Десять
Решил попробовать себя в новом жанре, а именно в написании рассказов. Критика и отзывы приветствуются.
Один… Еще когда я был маленьким, отец научил простому приему успокаивать свои нервы: считать до десяти, глубоко вдыхая на каждый счет. Успокоиться сейчас просто необходимо. Не могу поверить, что я нахожусь в открытом космосе, без связи с экипажем, в миллионах километров от нашего корабля. Один, совсем один. Нет, так не бывает!
Два… Да где это видано, что экипаж забывает про своего инженера прямо перед гиперпрыжком? Забыть про того, кто вынужденно вышел в космос для ремонта ретранслятора. Если удастся кому-нибудь рассказать — не поверят. Не поверят, потому что так не бывает. Нет, меня спасут, не могли же они про меня действительно забыть. Так не бывает!
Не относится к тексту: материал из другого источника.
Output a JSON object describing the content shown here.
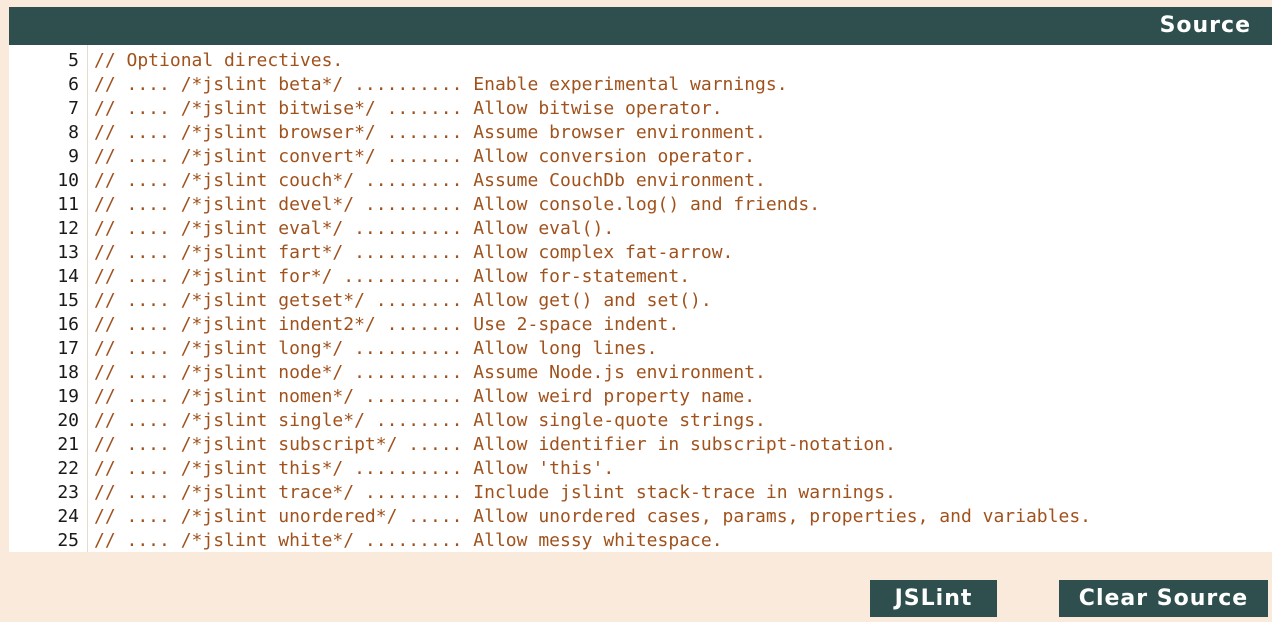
{
  "header": {
    "title": "Source"
  },
  "editor": {
    "lines": [
      {
        "num": "5",
        "text": "// Optional directives."
      },
      {
        "num": "6",
        "text": "// .... /*jslint beta*/ .......... Enable experimental warnings."
      },
      {
        "num": "7",
        "text": "// .... /*jslint bitwise*/ ....... Allow bitwise operator."
      },
      {
        "num": "8",
        "text": "// .... /*jslint browser*/ ....... Assume browser environment."
      },
      {
        "num": "9",
        "text": "// .... /*jslint convert*/ ....... Allow conversion operator."
      },
      {
        "num": "10",
        "text": "// .... /*jslint couch*/ ......... Assume CouchDb environment."
      },
      {
        "num": "11",
        "text": "// .... /*jslint devel*/ ......... Allow console.log() and friends."
      },
      {
        "num": "12",
        "text": "// .... /*jslint eval*/ .......... Allow eval()."
      },
      {
        "num": "13",
        "text": "// .... /*jslint fart*/ .......... Allow complex fat-arrow."
      },
      {
        "num": "14",
        "text": "// .... /*jslint for*/ ........... Allow for-statement."
      },
      {
        "num": "15",
        "text": "// .... /*jslint getset*/ ........ Allow get() and set()."
      },
      {
        "num": "16",
        "text": "// .... /*jslint indent2*/ ....... Use 2-space indent."
      },
      {
        "num": "17",
        "text": "// .... /*jslint long*/ .......... Allow long lines."
      },
      {
        "num": "18",
        "text": "// .... /*jslint node*/ .......... Assume Node.js environment."
      },
      {
        "num": "19",
        "text": "// .... /*jslint nomen*/ ......... Allow weird property name."
      },
      {
        "num": "20",
        "text": "// .... /*jslint single*/ ........ Allow single-quote strings."
      },
      {
        "num": "21",
        "text": "// .... /*jslint subscript*/ ..... Allow identifier in subscript-notation."
      },
      {
        "num": "22",
        "text": "// .... /*jslint this*/ .......... Allow 'this'."
      },
      {
        "num": "23",
        "text": "// .... /*jslint trace*/ ......... Include jslint stack-trace in warnings."
      },
      {
        "num": "24",
        "text": "// .... /*jslint unordered*/ ..... Allow unordered cases, params, properties, and variables."
      },
      {
        "num": "25",
        "text": "// .... /*jslint white*/ ......... Allow messy whitespace."
      }
    ]
  },
  "buttons": {
    "jslint_label": "JSLint",
    "clear_label": "Clear Source"
  },
  "colors": {
    "page_background": "#f9eadb",
    "header_background": "#2f4f4f",
    "code_text": "#a0521d",
    "line_number": "#1a1a1a"
  }
}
Три… Черт побери! Сегодня у меня вообще выходной! Заниматься ремонтом этого треклятого ретранслятора должен был кто-нибудь другой. В экипаже более пятнадцати инженеров, и меня вызвали только потому, что, видите ли, я лучше других разбираюсь в коммуникациях корабля. Еще бы, я же помогал их создавать. Но тогда какого черта про меня забыли? Отправили в открытый космос, потом абсолютно неожиданно запустили гипердвигатель, — и вот я здесь, покинутый экипажем идиотов, не удосужившихся проверить полное наличие личного состава на борту.
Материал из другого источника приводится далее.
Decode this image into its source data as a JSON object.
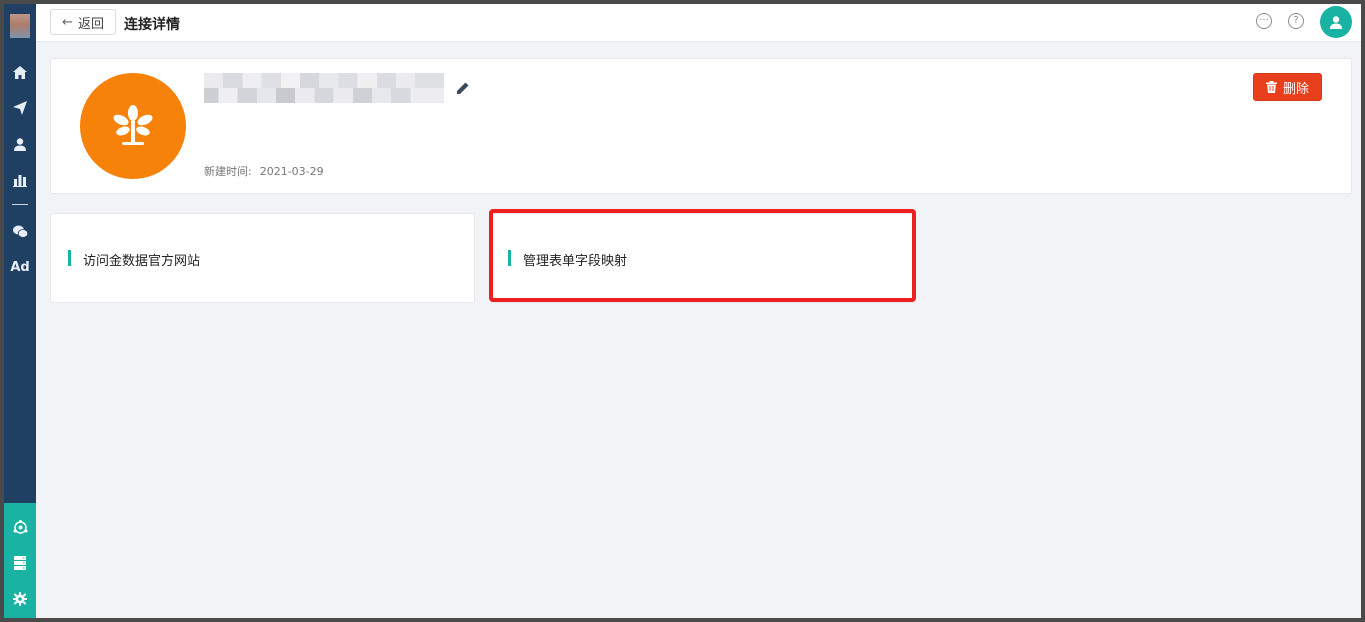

Четыре… А еще Ирен. Опустила градус настроения с самого утра. День, который я целиком и полностью хотел посвятить только ей, был испорчен неприятным разговором о ее переезде ко мне по возвращении на Землю. Точнее, о непереезде. Отдаешь человеку душу, стараешься стать для него лучшим во Вселенной, долго и упорно выстраиваешь отношения, и только решаешься сделать важный шаг — получаешь психологическую оплеуху в виде отказа. Какой уж тут отдых в выходной? Ох, если бы Ирен просто сказала «да», не согласился бы я так легко на невнятную просьбу главного механика помочь с ремонтом и не висел бы теперь между звездами в ожидании неизвестно чего. Почему, Ирен, почему нет? Почему именно сегодня?
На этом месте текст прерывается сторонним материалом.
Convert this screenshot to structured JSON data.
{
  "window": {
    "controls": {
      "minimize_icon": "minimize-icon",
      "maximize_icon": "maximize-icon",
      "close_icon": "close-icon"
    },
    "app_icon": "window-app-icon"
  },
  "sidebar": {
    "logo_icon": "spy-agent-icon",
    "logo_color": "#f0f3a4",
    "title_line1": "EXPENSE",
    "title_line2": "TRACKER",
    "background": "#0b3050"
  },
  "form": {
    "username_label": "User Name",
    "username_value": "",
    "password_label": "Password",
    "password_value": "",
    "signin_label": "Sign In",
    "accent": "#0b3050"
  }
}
Пять… Глубокий вдох… Нужно успокоиться. Проверить жизненные показатели. Сердцебиение учащенное. Еще бы, я ведь тут не крестиком вышиваю от скуки! Запасов кислорода в баллоне жизнеобеспечения хватит всего на пару часов, скафандр не предназначен для длительных выходов в космос. На сигналы аварийного маячка скафандра по-прежнему никто не отвечает. Значит, в радиусе пятисот тысяч километров нет ни одного корабля. Надеяться на их появление в межсистемном пространстве на краю исследованной части Вселенной глупо. Наш корабль остановился в этом квадранте исключительно для ремонта ненавистного мне ретранслятора. Надеяться можно только на себя. В стандартном ремонтном снаряжении есть импульсный резак, фотонная сварка, сверхпрочный трос из нанотрубок для крепления к корпусу корабля, в данный момент оборванный и бесполезный, как и весь ремкомплект. Разве что резак поможет. Точное попадание лазером в баллон жизнеобеспечения вызовет кислородную кому — и никаких переживаний, никаких проблем.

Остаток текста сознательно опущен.